Ist Ihnen schon mal aufgefallen, dass es eine Sache gibt, die den Menschen von allen anderen Lebewesen unterscheidet? Diese eine Sache ist nicht die Sprache — da sind uns, was Präzision, Melodie und Poesie angeht, viele Viecher überlegen. Es ist auch weder Verstand noch Intelligenz, Vernunft oder — um mal was Moderneres zu nennen — Kreativität. Von all dem haben die meisten Pflanzen und Tiere mehr als genug und die meisten Menschen viel zu wenig. Es geht auch nicht um so einen Quatsch wie „Leistungsbereitschaft“ — die hat niemand, weder Pilz noch Wildsau und auch nicht das sogenannte „Menschenmaterial“, außer auf dem Papier diverser Pläne von Wirtschaftsberatungs- und Kapitalanlagekonzernen.
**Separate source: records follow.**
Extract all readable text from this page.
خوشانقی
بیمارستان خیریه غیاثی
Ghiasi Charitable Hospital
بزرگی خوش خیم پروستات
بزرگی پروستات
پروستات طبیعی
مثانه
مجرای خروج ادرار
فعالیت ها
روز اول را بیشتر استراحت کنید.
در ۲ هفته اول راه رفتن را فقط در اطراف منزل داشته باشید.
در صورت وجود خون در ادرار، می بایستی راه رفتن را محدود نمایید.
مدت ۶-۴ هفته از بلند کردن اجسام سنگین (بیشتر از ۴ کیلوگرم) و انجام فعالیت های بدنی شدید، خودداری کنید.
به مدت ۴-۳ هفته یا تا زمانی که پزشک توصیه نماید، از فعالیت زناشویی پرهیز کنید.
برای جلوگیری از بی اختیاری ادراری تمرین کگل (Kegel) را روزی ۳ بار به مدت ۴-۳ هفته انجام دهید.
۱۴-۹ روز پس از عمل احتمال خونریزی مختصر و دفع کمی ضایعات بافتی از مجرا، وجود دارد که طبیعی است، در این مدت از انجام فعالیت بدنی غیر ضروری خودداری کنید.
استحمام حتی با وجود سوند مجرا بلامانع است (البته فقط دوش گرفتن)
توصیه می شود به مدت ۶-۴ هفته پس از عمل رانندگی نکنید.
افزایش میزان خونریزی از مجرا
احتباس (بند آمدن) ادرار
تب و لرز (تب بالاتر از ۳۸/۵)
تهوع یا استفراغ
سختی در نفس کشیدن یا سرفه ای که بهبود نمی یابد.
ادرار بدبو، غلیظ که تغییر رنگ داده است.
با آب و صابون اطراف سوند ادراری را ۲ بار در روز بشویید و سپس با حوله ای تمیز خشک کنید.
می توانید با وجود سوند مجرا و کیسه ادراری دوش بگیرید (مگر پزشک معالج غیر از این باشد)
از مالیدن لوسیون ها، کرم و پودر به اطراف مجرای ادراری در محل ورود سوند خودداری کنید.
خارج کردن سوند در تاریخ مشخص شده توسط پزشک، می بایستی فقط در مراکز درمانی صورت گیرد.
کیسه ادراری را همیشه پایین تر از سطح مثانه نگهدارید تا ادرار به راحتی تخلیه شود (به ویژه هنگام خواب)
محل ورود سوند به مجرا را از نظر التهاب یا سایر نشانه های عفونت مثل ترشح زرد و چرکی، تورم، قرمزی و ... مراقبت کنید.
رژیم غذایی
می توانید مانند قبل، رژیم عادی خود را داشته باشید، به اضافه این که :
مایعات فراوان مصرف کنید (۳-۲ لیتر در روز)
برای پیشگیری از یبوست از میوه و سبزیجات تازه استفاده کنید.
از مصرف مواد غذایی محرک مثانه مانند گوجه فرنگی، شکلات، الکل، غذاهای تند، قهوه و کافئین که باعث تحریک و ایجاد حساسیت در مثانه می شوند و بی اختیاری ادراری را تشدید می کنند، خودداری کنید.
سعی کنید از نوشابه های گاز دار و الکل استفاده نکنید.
Nein, was ich meine, ist: Angst. Und ich meine damit ausdrücklich nicht Furcht. Furcht ist etwas ganz Natürliches: Wenn ein Gewitter heranzieht oder man in die Nähe einer Autobahn gerät, kann etwas passieren. Also fürchtet man sich, weil das die Vorsicht und die Aufmerksamkeit erhöht und notfalls Flucht- oder Angriffsreflexe auslöst, die recht hilfreich sein können, wenn man nicht in einer temperierten Wohnzelle im zwanzigsten Stock eines Gated-Community-Hochhauses wohnt.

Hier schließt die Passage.